Wednesday 29 November 2017

Cecil Aronowitz International Viola Competition

Emma Wernig
Emma Wernig
Eighteen-year-old Emma Wernig from Los Angeles has won the Cecil Aronowitz International Viola Competition which was held this month (18-24 November 2017) at the Royal Birmingham Conservatoire. Performing William Walton’s ‘Concerto for Viola and Orchestra’ (1929), Emma won the overall Royal Birmingham Conservatoire Prize of £5,000, a recording contract with Champs Hill Records and several high profile recitals as part of the Royal Birmingham Conservatoire’s Concert Series, including the opportunity to perform a recital in Symphony Hall, Birmingham.

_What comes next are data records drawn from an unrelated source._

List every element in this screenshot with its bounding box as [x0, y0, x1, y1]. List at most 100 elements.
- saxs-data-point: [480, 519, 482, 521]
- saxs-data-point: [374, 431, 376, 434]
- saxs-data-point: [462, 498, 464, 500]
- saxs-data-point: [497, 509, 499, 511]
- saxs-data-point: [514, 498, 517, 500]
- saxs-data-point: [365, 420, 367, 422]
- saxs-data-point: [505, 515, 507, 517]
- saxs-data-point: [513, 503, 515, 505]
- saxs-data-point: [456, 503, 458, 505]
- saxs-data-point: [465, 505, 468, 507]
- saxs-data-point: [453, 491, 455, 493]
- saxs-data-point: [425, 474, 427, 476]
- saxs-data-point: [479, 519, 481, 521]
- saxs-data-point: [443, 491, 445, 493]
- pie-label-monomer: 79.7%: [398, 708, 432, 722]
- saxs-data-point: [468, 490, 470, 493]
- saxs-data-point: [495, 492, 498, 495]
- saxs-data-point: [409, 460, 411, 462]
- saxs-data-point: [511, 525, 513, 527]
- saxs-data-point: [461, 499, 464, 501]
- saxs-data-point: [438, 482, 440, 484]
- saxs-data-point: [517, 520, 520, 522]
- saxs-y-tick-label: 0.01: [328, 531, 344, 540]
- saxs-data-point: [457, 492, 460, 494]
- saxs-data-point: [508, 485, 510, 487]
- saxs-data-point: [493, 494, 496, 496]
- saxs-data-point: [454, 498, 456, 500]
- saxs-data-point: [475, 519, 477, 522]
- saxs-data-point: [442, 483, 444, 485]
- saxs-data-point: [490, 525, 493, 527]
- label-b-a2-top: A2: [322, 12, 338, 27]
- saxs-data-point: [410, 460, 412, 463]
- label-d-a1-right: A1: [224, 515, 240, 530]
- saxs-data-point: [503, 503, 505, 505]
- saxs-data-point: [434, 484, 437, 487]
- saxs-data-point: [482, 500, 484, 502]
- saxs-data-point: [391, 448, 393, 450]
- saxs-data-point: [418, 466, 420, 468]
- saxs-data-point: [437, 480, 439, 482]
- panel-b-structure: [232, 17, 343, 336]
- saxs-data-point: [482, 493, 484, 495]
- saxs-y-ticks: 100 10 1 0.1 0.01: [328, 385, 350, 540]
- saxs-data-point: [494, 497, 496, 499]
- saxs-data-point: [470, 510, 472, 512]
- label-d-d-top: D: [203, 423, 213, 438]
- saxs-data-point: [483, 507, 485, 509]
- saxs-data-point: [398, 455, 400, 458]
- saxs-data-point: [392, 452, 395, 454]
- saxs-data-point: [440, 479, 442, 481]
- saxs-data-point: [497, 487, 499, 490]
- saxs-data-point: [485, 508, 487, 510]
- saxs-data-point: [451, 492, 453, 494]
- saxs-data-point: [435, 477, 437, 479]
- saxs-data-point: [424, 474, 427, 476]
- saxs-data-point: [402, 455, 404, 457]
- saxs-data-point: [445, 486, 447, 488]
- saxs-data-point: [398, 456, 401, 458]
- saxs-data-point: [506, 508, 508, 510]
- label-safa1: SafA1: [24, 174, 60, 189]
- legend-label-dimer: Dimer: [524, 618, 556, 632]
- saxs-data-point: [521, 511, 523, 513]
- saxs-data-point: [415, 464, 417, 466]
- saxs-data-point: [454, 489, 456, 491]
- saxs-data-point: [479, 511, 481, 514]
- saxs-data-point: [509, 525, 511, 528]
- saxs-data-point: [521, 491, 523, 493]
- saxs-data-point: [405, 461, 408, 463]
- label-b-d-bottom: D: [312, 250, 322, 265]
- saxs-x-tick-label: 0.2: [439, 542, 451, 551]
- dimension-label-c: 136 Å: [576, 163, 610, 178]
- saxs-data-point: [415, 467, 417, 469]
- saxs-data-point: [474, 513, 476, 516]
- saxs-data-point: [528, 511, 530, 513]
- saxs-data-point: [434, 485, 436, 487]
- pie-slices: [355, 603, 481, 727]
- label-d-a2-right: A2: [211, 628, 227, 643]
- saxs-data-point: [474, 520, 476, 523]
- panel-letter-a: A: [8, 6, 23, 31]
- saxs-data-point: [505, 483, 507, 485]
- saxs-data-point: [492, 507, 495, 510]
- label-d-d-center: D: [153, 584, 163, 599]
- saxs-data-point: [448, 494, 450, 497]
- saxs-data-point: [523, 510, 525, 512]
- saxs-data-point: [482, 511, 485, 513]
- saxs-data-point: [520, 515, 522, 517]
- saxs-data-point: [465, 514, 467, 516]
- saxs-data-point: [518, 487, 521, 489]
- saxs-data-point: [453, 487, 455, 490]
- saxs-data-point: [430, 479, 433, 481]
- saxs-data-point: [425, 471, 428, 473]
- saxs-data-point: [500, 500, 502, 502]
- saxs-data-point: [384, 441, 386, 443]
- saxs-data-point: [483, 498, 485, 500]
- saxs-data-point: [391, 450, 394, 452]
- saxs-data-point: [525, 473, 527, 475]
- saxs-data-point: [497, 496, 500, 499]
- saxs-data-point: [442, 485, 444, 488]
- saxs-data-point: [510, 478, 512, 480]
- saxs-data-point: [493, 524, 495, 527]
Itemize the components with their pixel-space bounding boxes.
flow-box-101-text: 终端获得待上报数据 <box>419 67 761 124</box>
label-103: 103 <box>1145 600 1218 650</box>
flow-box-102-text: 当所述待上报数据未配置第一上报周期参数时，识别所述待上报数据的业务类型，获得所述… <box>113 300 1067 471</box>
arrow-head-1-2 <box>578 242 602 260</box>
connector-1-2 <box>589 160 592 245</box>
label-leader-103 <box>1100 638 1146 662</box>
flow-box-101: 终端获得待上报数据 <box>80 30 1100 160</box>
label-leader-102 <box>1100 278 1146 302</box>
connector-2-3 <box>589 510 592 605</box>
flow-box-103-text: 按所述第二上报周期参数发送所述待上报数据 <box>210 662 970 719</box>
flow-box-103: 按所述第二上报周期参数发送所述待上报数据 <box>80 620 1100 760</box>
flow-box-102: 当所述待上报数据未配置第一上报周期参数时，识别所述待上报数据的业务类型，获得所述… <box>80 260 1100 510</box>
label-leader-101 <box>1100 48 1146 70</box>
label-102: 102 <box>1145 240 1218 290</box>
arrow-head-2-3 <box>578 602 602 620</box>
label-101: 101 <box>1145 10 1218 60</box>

Hosted in conjunction with the Arts Council of England, British Viola Society and Birmingham Services for Education and dedicated to Cecil Aronowitz, the South African violist and long-term collaborator with Benjamin Britten, the competition was open to violists from anywhere in the world aged 21 or under at the time of the competition.

Emma Wernig currently studies at the Colburn Conservatory with Scottish violist Paul Coletti.

Lara Albesano, aged 21 and from Italy, was awarded the Lionel Tertis Prize of £3,000 for finishing in second place, while third place was bestowed upon 18-year-old Parisian Sáo Soulez Larivière, who secured the Gwyn Williams Charitable Trust For Young Viola Prize of £1,000. Royal Birmingham Conservatoire student, Yue Yu, aged 20 and from Shenzhen, Guangdong, China, won the award for Best Sonata from her third round performance of York Bowen’s ‘Viola Sonata No. 1 in C Minor’ (1905). Her prize was a Pierre Guillaume viola bow from Sean Bishop worth £5,000. Twenty-year-old Silas Zschocke from Karlsruhe, Germany completed the line-up of finalists.